ガレラ「こいつらを十日間、俺達に預けさせてもられませんか?」
ラック達「!?」
ガレラ「もし十日後、こいつらが一人前にならなかったら、こいつらを一生村から出さないことで約束してもらえませんか?」
ラック「そ、それってつまり...」
ガレラは立ち上がり、村長の玄関を出た。
ガレラ「言っとくが、俺達のやり方は少々荒いぞ。それでも着いてこれるか?後、教えられる者は必ず敬語を使えよな?」
ラック達はガレラの言葉を聞き、すぐ理解した。自分達の事を鍛えてくれるということを...
ラック•コル「はい!!!」
ガレラ「おう!良い返事だ!明日は早いから、しっかり寝ろよ!」
ガレラは笑顔でそう言うと、荷物を置いていった空き家に向かった。
ラック「やった-!やったなコル!」
コル「うんうん!そうだね兄さん!これから一緒に頑張ろうね!」
ラック達は喜んで、お互いを抱きしめていた。ソピアはすぐにガレラの後を追い、怒鳴りながら理由を聞いた。
ソピア「ちょっとガレラさん!一体どうゆうつもりですか!?あの二人を本気で鍛え上げるんですか!?しかもたったの十日で!!」
ガレラ「なーに心配しないで下さい!彼奴らはああ見えても、結構筋がいいし、気合もある。育て甲斐があるかもしれませんよ?」
ソピア「だからって...ん?ちょっと待ってください。貴方先程、村長さんの前で“俺達”って言いましたよね?それってつまり、私にも彼らの教育を手伝えってことですか?」
ガレラ「手伝えってとんでもない。俺は貴方に彼奴らに魔法を教えて頂きたいと思っているだけですよ。」
ソピア「...はーーーーーー!?!?」
ソピアはガレラの無茶ぶりな願いにソピアは断固拒否した。
ソピア「いやいやいやいや!!!あんな子達の教師になれって言うんですか!?無理に決まってるじゃないですか!!」
ガレラ「ソピアさん、気持ちは分かりますけど、彼奴らは本気です。育て方によっちゃ、あんたの理想通りの生徒になるかも知れませんよ。」
ガレラはさっきとは違う、低いトーンの声でソピアに言った。
ガレラ「俺は成長しやすい奴の一番の特徴は、信念や覚悟、そして勇気がある者だと思うんです。彼奴らにはそれがあります。だから、ここは今一度信じてみては如何でしょうか?お願いします、あいつらに魔法を教えてやってくれませんか?」
ガレラはその場で頭を低く下げ、懇願した。ソピアはガレラが頭を下げた事にではなく、言葉と顔で、本気で彼らを育てたいと言う気持ちがようやく理解出来た。
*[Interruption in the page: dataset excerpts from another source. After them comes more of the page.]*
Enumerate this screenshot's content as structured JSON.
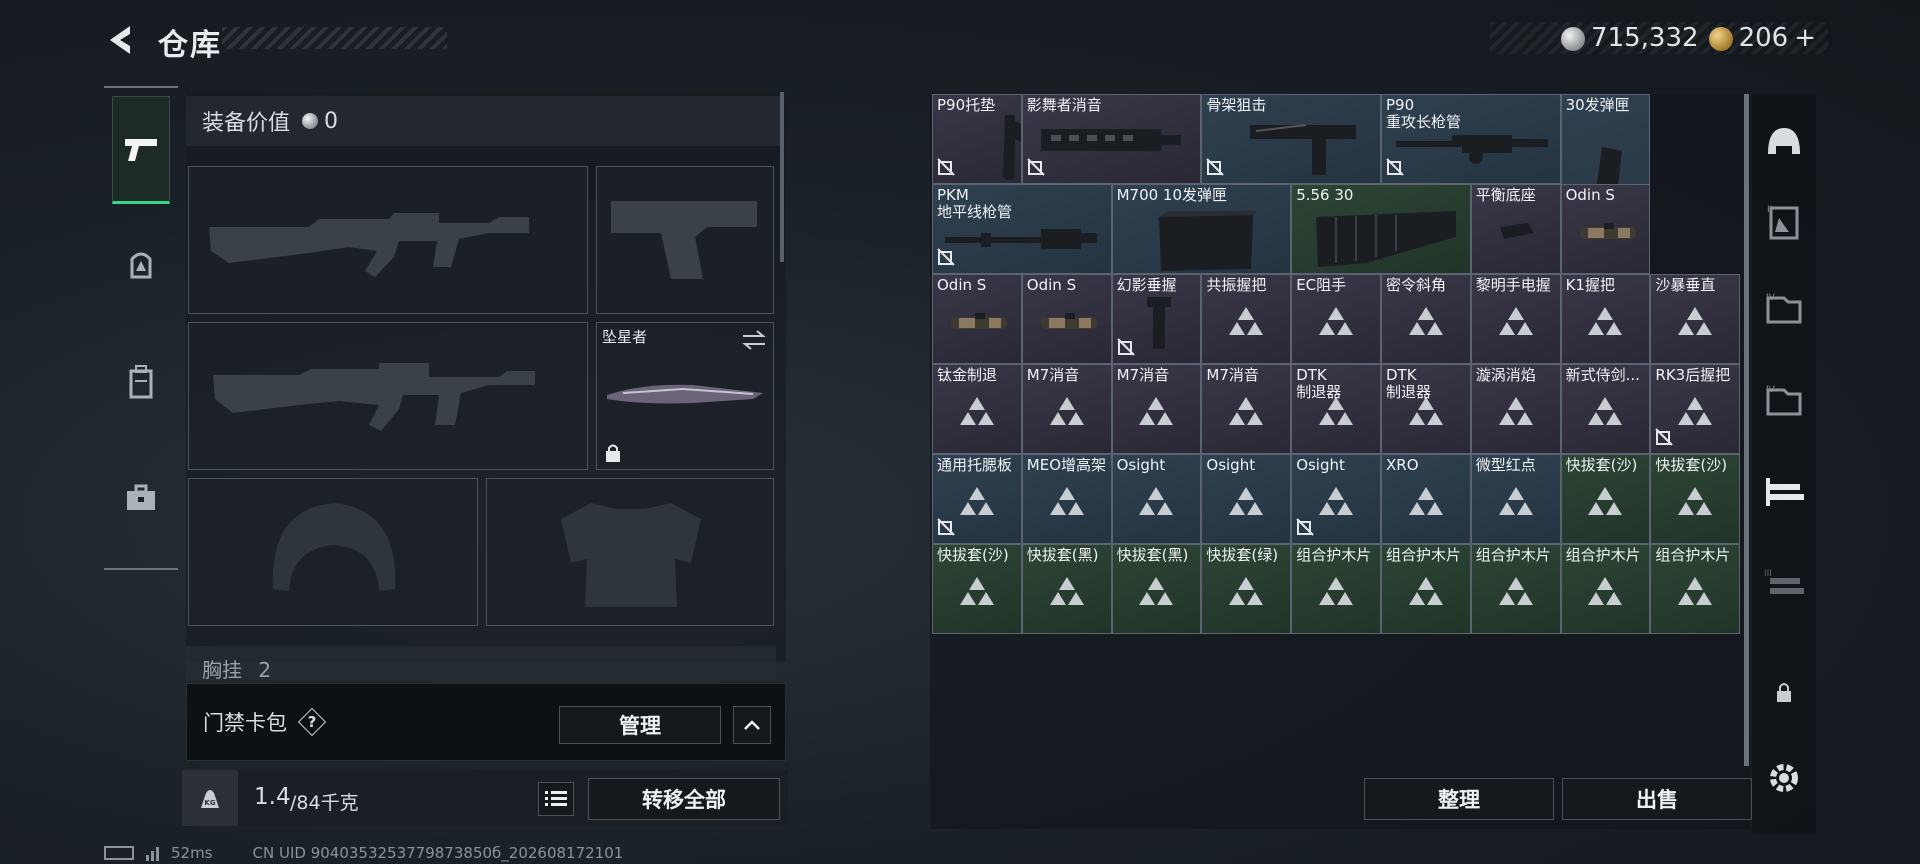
{
  "header": {
    "title": "仓库"
  },
  "currency": {
    "silver": "715,332",
    "gold": "206",
    "plus": "+"
  },
  "equipment": {
    "value_label": "装备价值",
    "value": "0",
    "melee_name": "坠星者",
    "chest_label": "胸挂",
    "chest_count": "2"
  },
  "keycard": {
    "label": "门禁卡包",
    "help": "?",
    "manage": "管理"
  },
  "weight": {
    "current": "1.4",
    "max": "/84千克",
    "kg_icon": "KG",
    "transfer_all": "转移全部"
  },
  "status": {
    "ping": "52ms",
    "uid": "CN UID 9040353253779873850б_202608172101"
  },
  "inventory": {
    "items": [
      {
        "label": "P90托垫",
        "rarity": "purple",
        "noicon": true,
        "img": "stock"
      },
      {
        "label": "影舞者消音",
        "rarity": "purple",
        "noicon": true,
        "img": "handguard"
      },
      {
        "label": "骨架狙击",
        "rarity": "blue",
        "noicon": true,
        "img": "buttstock"
      },
      {
        "label": "P90\n重攻长枪管",
        "rarity": "blue",
        "noicon": true,
        "img": "barrel"
      },
      {
        "label": "30发弹匣",
        "rarity": "blue",
        "noicon": true,
        "img": "mag-curved"
      },
      {
        "label": "PKM\n地平线枪管",
        "rarity": "blue",
        "noicon": true,
        "img": "pkm"
      },
      {
        "label": "M700 10发弹匣",
        "rarity": "blue",
        "noicon": false,
        "img": "mag-box"
      },
      {
        "label": "5.56 30",
        "rarity": "green",
        "noicon": false,
        "img": "mag-long"
      },
      {
        "label": "平衡底座",
        "rarity": "purple",
        "noicon": false,
        "img": "base"
      },
      {
        "label": "Odin S",
        "rarity": "purple",
        "noicon": false,
        "img": "light"
      },
      {
        "label": "Odin S",
        "rarity": "purple",
        "noicon": false,
        "img": "light"
      },
      {
        "label": "Odin S",
        "rarity": "purple",
        "noicon": false,
        "img": "light"
      },
      {
        "label": "幻影垂握",
        "rarity": "purple",
        "noicon": true,
        "img": "grip"
      },
      {
        "label": "共振握把",
        "rarity": "purple",
        "noicon": false,
        "img": "tri"
      },
      {
        "label": "EC阻手",
        "rarity": "purple",
        "noicon": false,
        "img": "tri"
      },
      {
        "label": "密令斜角",
        "rarity": "purple",
        "noicon": false,
        "img": "tri"
      },
      {
        "label": "黎明手电握",
        "rarity": "purple",
        "noicon": false,
        "img": "tri"
      },
      {
        "label": "K1握把",
        "rarity": "purple",
        "noicon": false,
        "img": "tri"
      },
      {
        "label": "沙暴垂直",
        "rarity": "purple",
        "noicon": false,
        "img": "tri"
      },
      {
        "label": "钛金制退",
        "rarity": "purple",
        "noicon": false,
        "img": "tri"
      },
      {
        "label": "M7消音",
        "rarity": "purple",
        "noicon": false,
        "img": "tri"
      },
      {
        "label": "M7消音",
        "rarity": "purple",
        "noicon": false,
        "img": "tri"
      },
      {
        "label": "M7消音",
        "rarity": "purple",
        "noicon": false,
        "img": "tri"
      },
      {
        "label": "DTK\n制退器",
        "rarity": "purple",
        "noicon": false,
        "img": "tri"
      },
      {
        "label": "DTK\n制退器",
        "rarity": "purple",
        "noicon": false,
        "img": "tri"
      },
      {
        "label": "漩涡消焰",
        "rarity": "purple",
        "noicon": false,
        "img": "tri"
      },
      {
        "label": "新式侍剑...",
        "rarity": "purple",
        "noicon": false,
        "img": "tri"
      },
      {
        "label": "RK3后握把",
        "rarity": "purple",
        "noicon": true,
        "img": "tri"
      },
      {
        "label": "通用托腮板",
        "rarity": "blue",
        "noicon": true,
        "img": "tri"
      },
      {
        "label": "MEO增高架",
        "rarity": "blue",
        "noicon": false,
        "img": "tri"
      },
      {
        "label": "Osight",
        "rarity": "blue",
        "noicon": false,
        "img": "tri"
      },
      {
        "label": "Osight",
        "rarity": "blue",
        "noicon": false,
        "img": "tri"
      },
      {
        "label": "Osight",
        "rarity": "blue",
        "noicon": true,
        "img": "tri"
      },
      {
        "label": "XRO",
        "rarity": "blue",
        "noicon": false,
        "img": "tri"
      },
      {
        "label": "微型红点",
        "rarity": "blue",
        "noicon": false,
        "img": "tri"
      },
      {
        "label": "快拔套(沙)",
        "rarity": "green",
        "noicon": false,
        "img": "tri"
      },
      {
        "label": "快拔套(沙)",
        "rarity": "green",
        "noicon": false,
        "img": "tri"
      },
      {
        "label": "快拔套(沙)",
        "rarity": "green",
        "noicon": false,
        "img": "tri"
      },
      {
        "label": "快拔套(黑)",
        "rarity": "green",
        "noicon": false,
        "img": "tri"
      },
      {
        "label": "快拔套(黑)",
        "rarity": "green",
        "noicon": false,
        "img": "tri"
      },
      {
        "label": "快拔套(绿)",
        "rarity": "green",
        "noicon": false,
        "img": "tri"
      },
      {
        "label": "组合护木片",
        "rarity": "green",
        "noicon": false,
        "img": "tri"
      },
      {
        "label": "组合护木片",
        "rarity": "green",
        "noicon": false,
        "img": "tri"
      },
      {
        "label": "组合护木片",
        "rarity": "green",
        "noicon": false,
        "img": "tri"
      },
      {
        "label": "组合护木片",
        "rarity": "green",
        "noicon": false,
        "img": "tri"
      },
      {
        "label": "组合护木片",
        "rarity": "green",
        "noicon": false,
        "img": "tri"
      }
    ],
    "sort": "整理",
    "sell": "出售"
  },
  "right_nav": {
    "items": [
      "helmet-icon",
      "backpack-2-icon",
      "ammo-crate-4-icon",
      "ammo-crate-4b-icon",
      "weapon-rack-icon",
      "weapon-rack-3-icon",
      "lock-icon",
      "settings-icon"
    ]
  },
  "colors": {
    "purple": "#3a3748",
    "blue": "#2f4050",
    "green": "#2d4535",
    "accent": "#36d68a"
  }
}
ソピア「.....ハァ、全く貴方は....その代わり、私のやり方に文句は言わないで下さいね?」
ソピアはため息交じりで小さく頷き、答えた。それを見たガレラは笑顔になり、思わず抱きつこうとしたが、ソピアが見えない壁のような物を出して、それを止めた。ぶつかって倒れたガレラをほっとき、ソピアは空き家に入った。